И точно, как пришел на смотрины – сразу взял своей обходительностью. Я к нему расположилась всем сердцем.
– Вы, говорит, Авдотья Егоровна, не сумлевайтесь. Если что там про меж нас не выйдет, я неволить вас не стану, уйду в свое Рождествено, как и полагается демобилизованному служивому. Хотя, должен вам признаться, вы сразу меня очаровали своим кротким взглядом и своими румяными щечками. Мне будет жаль ходить теперь на работы и не видеть вас, – вот как в 1915-м году-то делалось! Но ведь если люди живут дальше, хотя и в других условиях, значит, это как-то и теперь делается, раз молодые-то женятся? А я видела – женятся!
– Ах, мама, оставьте, а то я расплачусь. Нельзя же каждый мой приезд об одном и том же.
– Ну, хорошо, хорошо, не буду, – собирая посуду, – и не поела ничего. А деньги-то забери! Слышишь? Да не забудь поговорить с Валей, чтобы она так легкомысленно себя не вела! Может она тебя, как старшую-то и послушается? – запихивая обратно горшки в печку. – «Пусть теплое стоит. Сейчас Рита с работы придет, покормлю теплым. «Расплачусь!» – нельзя так опрометчиво вести себя ответработнику! На тебе пятьдесят человек, а может быть и сто! Не выйди ты на работу – что будет?
Я вас спрашиваю. А то и будет, что разбредутся, как овцы по лугу, и никакой работы без ответработника не будет!».
Выехав в город, Тома идет на свое любимое место около строительного института, в телефонную будку. Хоть она и сказала матери, что не знает, как это теперь делается, но наработки, еще институтские, у неё были.
– Н. можно?
– Будет попозже, – и повесили трубку.
Это был первый, почти обычный телефонный разговор по приезде её в Москву. Как оказалось, и последний. Если совсем честно, в нем не было концовки. Там не спросили – «А кто спрашивает?» И она не ответила – «Однокурсница». Там не спросили – «Может быть, что-то передать?» И она не ответила – «Нет, нет, спасибо, ничего, я еще раз позвоню». И не услышала – «Не волнуйтесь, всё-всё передам и всё скажу».
Она списала это на погрешность. А второй телефонный разговор прозвучал уже как пощечина:
– Т. можно?
– Кого? – осторожно переспросил голос. – Минуточку. И после некоторой паузы, другим тоном: «Вы знаете, а его, оказывается, нет дома».
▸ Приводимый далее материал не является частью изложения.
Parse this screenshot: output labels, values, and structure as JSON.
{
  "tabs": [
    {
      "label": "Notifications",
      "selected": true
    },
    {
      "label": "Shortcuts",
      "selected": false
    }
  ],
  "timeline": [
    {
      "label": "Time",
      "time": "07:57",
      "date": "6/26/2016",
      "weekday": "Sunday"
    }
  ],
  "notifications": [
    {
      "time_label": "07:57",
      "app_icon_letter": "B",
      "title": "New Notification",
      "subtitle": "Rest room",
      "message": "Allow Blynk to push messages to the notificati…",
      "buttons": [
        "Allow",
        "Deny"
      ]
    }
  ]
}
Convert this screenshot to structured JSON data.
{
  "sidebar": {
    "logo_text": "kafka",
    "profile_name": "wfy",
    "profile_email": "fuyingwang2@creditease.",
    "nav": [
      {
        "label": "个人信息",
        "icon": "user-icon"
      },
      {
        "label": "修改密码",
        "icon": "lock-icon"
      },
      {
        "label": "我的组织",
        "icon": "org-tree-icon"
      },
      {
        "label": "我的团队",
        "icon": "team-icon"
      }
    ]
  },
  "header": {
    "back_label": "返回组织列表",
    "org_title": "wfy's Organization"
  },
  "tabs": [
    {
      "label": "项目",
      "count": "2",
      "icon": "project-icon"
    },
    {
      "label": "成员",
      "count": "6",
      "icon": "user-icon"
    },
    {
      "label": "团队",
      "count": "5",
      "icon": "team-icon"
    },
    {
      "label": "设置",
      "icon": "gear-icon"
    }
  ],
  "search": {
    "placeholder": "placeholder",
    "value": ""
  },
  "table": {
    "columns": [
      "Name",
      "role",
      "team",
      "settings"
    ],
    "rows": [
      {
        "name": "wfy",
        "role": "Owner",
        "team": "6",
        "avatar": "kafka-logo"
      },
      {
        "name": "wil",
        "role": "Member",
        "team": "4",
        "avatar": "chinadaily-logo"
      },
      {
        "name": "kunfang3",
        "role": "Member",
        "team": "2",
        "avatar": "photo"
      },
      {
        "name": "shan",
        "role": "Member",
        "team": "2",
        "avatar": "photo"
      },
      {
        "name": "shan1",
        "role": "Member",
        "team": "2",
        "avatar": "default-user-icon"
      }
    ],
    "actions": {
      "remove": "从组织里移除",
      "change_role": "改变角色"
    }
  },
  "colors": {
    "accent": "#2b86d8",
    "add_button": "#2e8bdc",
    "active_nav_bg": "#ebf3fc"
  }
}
Ну ладно, подумала она, бывает. Хотя и тут концовка говорила о другом, что не его нет дома, а с ней не желают разговаривать. Она не верила своим ушам. Дальше – хуже:
– М. можно?
– Кого-кого, простите? Такой здесь не живет.
– А вы не знаете, выехал, что ли?
– Простите, даже не знаю.
И, наконец, последний разговор, который всё поставил на свои места.
– Д. можно?
– А вы кто ему? – нахраписто, вопросом на вопрос.
– Однокурсница, – опешив от такого нахальства, сказала она.
– А зачем звоните?
– У нас после окончания института уговор есть созваниваться.
Так вот что, любезная однокурсница, не знаю, как вас по батюшке, ну да это и не важно сейчас. Я – его законная супруга, и более сюда не звоните, понятно?
Теперь ей уже нельзя было звонить дальше, не осмысляя, что происходит, а то наткнешься в разговоре на такое: «А чтоб тебя! Мало того, что он такой— сякой-мерзавец домой пьяный приходит, у него, оказывается, еще и левые бабы есть? Ну, я ему покажу! Он у меня узнает еще, где раки зимуют! А ты, с…, чтоб больше не смела сюда тренькать! А то ноги из задницы выдерну!»